Há topônimos de origem tupi no Brasil que terminam em -pe e -be (como Iguape, Peruíbe, Jacuípe etc.) e que compõem um padrão morfológico específico no sistema toponímico brasileiro. “Denominações antigas,... se distinguem efetivamente dos demais termos tupis, que, regra geral, ou são oxítonos (Tietê, Pará, Itanhaém, Moji), ou paroxítonos terminados em a (Ipiranga, Jabaquara)” (Barbosa, 1937, p. 57). É sobre tais nomes que nos detivemos nesta pesquisa.

PADRÕES MORFOLÓGICOS DOS TOPÔNIMOS COM ORIGEM NO TUPI ANTIGO E NAS LÍNGUAS GERAIS: OS TOPÔNIMOS COM -pe E -be

Os nomes geográficos com origem no tupi antigo e nas línguas gerais que se desenvolveram a partir dele apresentam padrões morfológicos que se incluem nas categorias apresentadas a seguir[1]:

- Substantivo simples: por exemplo, ‘Paissandu’ (nome de logradouro de São Paulo) – do tupi antigo pisandó, nome de certas variedades de palmeiras, que também recebem o nome de pissandu.
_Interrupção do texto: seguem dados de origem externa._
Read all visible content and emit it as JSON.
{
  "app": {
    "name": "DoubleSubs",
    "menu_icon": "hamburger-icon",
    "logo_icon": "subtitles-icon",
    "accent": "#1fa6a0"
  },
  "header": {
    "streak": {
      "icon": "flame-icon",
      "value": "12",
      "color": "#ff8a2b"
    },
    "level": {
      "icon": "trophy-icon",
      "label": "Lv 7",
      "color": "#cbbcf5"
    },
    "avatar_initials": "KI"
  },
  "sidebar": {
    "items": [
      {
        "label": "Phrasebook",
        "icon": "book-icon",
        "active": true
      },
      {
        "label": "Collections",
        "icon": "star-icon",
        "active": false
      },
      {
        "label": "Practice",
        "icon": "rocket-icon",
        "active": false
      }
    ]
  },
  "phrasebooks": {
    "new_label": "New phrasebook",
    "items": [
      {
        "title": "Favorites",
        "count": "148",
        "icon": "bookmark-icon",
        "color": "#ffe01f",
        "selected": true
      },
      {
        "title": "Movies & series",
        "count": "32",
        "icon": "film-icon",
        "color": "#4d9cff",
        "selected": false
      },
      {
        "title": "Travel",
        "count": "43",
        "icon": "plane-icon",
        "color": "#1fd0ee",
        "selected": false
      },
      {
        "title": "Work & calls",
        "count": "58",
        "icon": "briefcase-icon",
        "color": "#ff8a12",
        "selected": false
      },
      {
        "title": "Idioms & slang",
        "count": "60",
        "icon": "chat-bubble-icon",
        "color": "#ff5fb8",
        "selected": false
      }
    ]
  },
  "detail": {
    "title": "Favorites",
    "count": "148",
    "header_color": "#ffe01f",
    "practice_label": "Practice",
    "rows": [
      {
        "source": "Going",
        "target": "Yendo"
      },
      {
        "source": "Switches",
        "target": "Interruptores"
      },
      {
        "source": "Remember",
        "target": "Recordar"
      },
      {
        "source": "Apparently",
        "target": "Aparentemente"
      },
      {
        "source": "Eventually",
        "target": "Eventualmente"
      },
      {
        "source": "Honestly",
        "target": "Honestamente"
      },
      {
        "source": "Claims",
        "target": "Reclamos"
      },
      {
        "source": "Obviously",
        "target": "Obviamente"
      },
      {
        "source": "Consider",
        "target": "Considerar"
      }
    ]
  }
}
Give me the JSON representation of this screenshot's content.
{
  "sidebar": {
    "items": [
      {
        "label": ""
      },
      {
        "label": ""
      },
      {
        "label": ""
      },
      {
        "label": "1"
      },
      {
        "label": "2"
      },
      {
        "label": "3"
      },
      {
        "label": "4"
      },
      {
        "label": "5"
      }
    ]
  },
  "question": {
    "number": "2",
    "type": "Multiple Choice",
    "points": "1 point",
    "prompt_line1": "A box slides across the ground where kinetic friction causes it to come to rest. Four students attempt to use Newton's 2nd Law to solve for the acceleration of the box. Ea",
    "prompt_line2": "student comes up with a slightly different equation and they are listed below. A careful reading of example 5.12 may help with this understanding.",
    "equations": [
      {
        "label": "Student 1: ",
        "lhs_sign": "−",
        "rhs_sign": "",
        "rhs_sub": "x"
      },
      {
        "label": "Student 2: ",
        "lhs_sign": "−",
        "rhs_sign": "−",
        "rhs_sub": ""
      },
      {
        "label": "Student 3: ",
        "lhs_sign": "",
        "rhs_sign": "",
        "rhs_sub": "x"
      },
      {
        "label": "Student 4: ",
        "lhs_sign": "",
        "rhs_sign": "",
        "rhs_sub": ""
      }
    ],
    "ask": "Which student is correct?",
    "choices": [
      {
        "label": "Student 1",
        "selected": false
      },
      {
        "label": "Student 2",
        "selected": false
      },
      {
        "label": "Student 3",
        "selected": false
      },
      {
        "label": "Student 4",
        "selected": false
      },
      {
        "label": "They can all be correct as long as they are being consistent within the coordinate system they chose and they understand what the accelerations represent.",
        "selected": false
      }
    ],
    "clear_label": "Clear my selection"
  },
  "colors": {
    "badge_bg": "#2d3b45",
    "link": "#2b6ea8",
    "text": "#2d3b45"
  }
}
- Substantivo + substantivo, em relação genitiva: por exemplo, ‘Carioca’ (nome de rio e de antiga aldeia do Rio de Janeiro) – do tupi antigo kariîó + ok + marca argumental -a: ‘casa de carijós’;

- Substantivo + substantivo tyb[2] com a marca argumental -a, em relação genitiva: por exemplo, ‘Araçatiba’ (nome de localidade do Rio de Janeiro) – do tupi antigo arasá + tyb + marca argumental -a: ‘ajuntamento, ocorrência de araçás’ (nome de plantas mirtáceas).


- Substantivo + adjetivo qualificativo: por exemplo, ‘Santana do Ipanema’ (nome de município de Alagoas) – do tupi antigo ‘y + panem + marca argumental -a: ‘rio imprestável’, rio aziago’;

- Substantivo + adjetivo pûer, ûer (‘velho’, ‘extinto’, ‘que foi’)[3] + marca argumental -a: por exemplo, ‘Ibirapuera’ (bairro de São Paulo) – do tupi antigo ybyrá + pûer + marca argumental -a: ‘árvores velhas’, ‘árvores que foram’;

- Substantivo + adjetivo etá' (‘muitos’): por exemplo, ‘Paquetá’ (nome de ilha do Rio de Janeiro) – do tupi antigo pak-etá: ‘muitas pacas’.


- Substantivo + sufixo aumentativo -usu ou -ûasu (-gûasu[4]) ou sufixo diminutivo -‘ĩ: por exemplo, ‘Itaim’ (nome de bairro de São Paulo) – do tupi antigo itá-‘ĩ: ‘pedrinhas’; ‘Igaraçu’ (município de Pernambuco) – do tupi antigo ygarusu: ‘navio’ (literalmente, ‘canoão’).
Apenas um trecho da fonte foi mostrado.